Reporter/Writer, The Baltimore News American/ The Baltimore Sun
1928-2001
Inducted into MDDC’s Hall of Fame in 2008. This article is based on information submitted at the time.
A Baltimore native, John Steadman grew up in Govans, the son of the city’s deputy fire chief He played football on vacant lots, swam in Guilford Reservoir and sneaked into baseball games through loose boards at old Oriole Park.
Mr. Steadman was 13 when his father died of a heart attack. He graduated from City College, where he lettered in baseball, football and basketball and wrote for the school newspaper. Signed as a catcher by the Pittsburgh Pirates, he spent one season in the minors and hit .125 before swapping his bat for a pencil.
In 1945, the Baltimore News-Post hired Mr. Steadman as a $14-a-week reporter. For much of the next 55 years, he would attract a readership loyal to his straightforward style. Mr. Steadman established his reputation early on.

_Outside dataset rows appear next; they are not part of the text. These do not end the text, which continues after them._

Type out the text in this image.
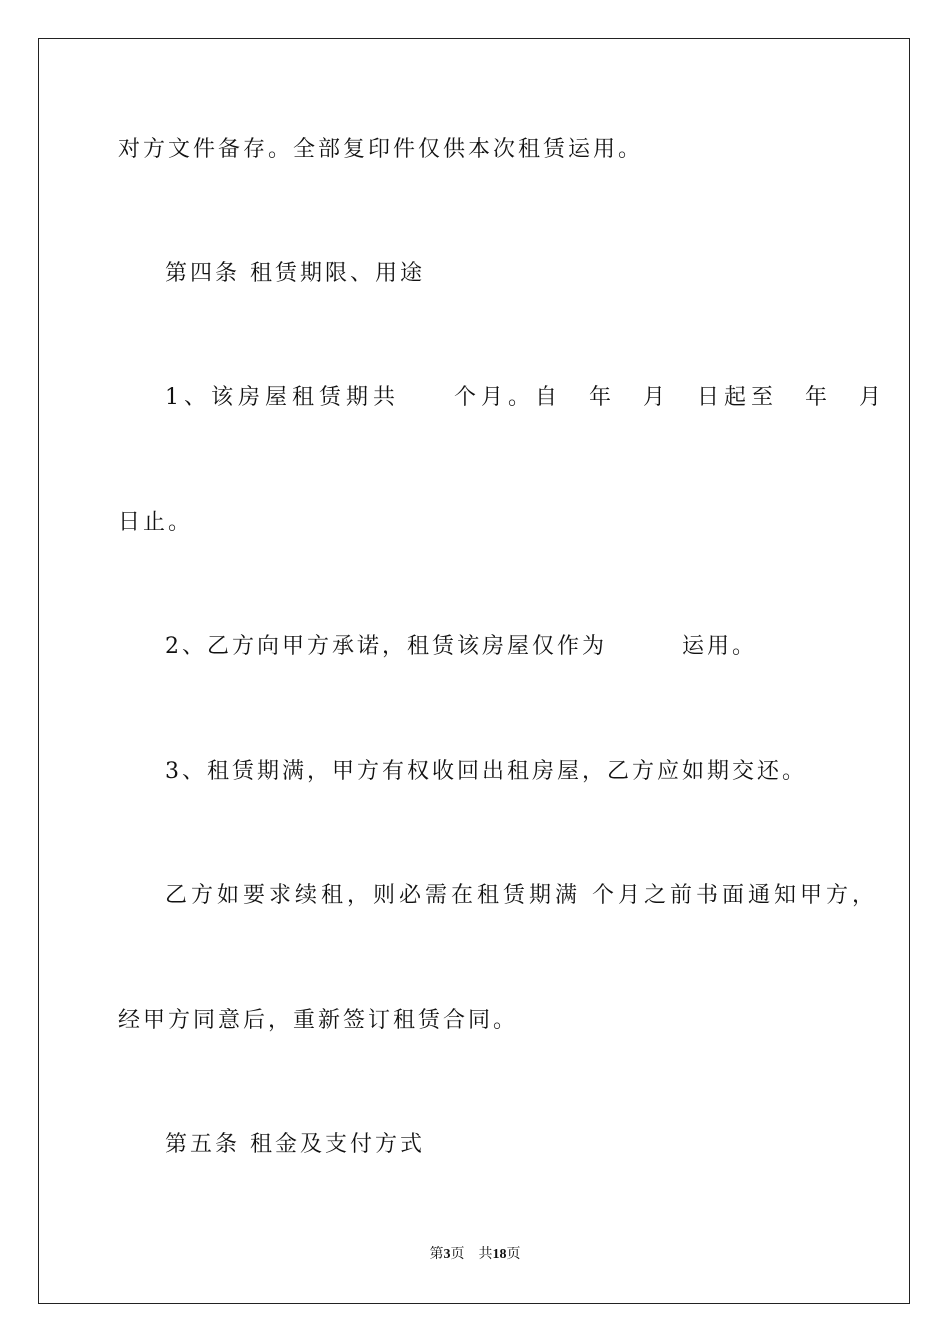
对方文件备存。全部复印件仅供本次租赁运用。
第四条 租赁期限、用途
1、该房屋租赁期共　　个月。自　年　月　日起至　年　月
日止。
2、乙方向甲方承诺，租赁该房屋仅作为　　　运用。
3、租赁期满，甲方有权收回出租房屋，乙方应如期交还。
乙方如要求续租，则必需在租赁期满 个月之前书面通知甲方，
经甲方同意后，重新签订租赁合同。
第五条 租金及支付方式
第3页　 共18页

“John had a thousand sources. He could find out stuff that no one else knew,” Brooks Robinson, the Orioles’ Hall of Fame third base man, told The Sun after Mr. Steadman died on Jan. 1, 2001 at age 73. “He wouldn’t ask you a thousand questions, either; people volunteered information to him.”
Mr. Steadman shadowed the Colts from their first scrimmage in 1947. That year his iron man streak began — he attended every pro football game played by not only the Colts, but also the Ravens. Up until Dec. 10, 2000, he covered 719 games in a row. He was one of only eight reporters in the country to attend all 34 Super Bowls.
Toward the end of his streak, Mr. Steadman sometimes sat in the press box in a wheelchair.
After cancer was diagnosed in the fall of 1998, Mr. Steadman endured rigorous chemotherapy and radiation treatments during the next two years while continuing to write his weekly column.
“He was Ripken before Ripken,” said Frank Deford, senior writer for Sports Illustrated and a commentator for National Public Radio.
Mr. Steadman left the business in 1954 to become the Colts’ assistant general manager and publicity director, but returned to the paper three years later.
“Once you’ve worked on a newspaper, it’s like a man who goes to sea and eternally loves the roll of a ship and where it’s going,” he explained at the time.
In 1958, Mr. Steadman was named sports editor at the News American and held that job until the paper closed in 1986. When the News American folded, Steadman joined the staff of The Evening Sun, and when the Evening Sun folded in 1995, he moved to The Sun.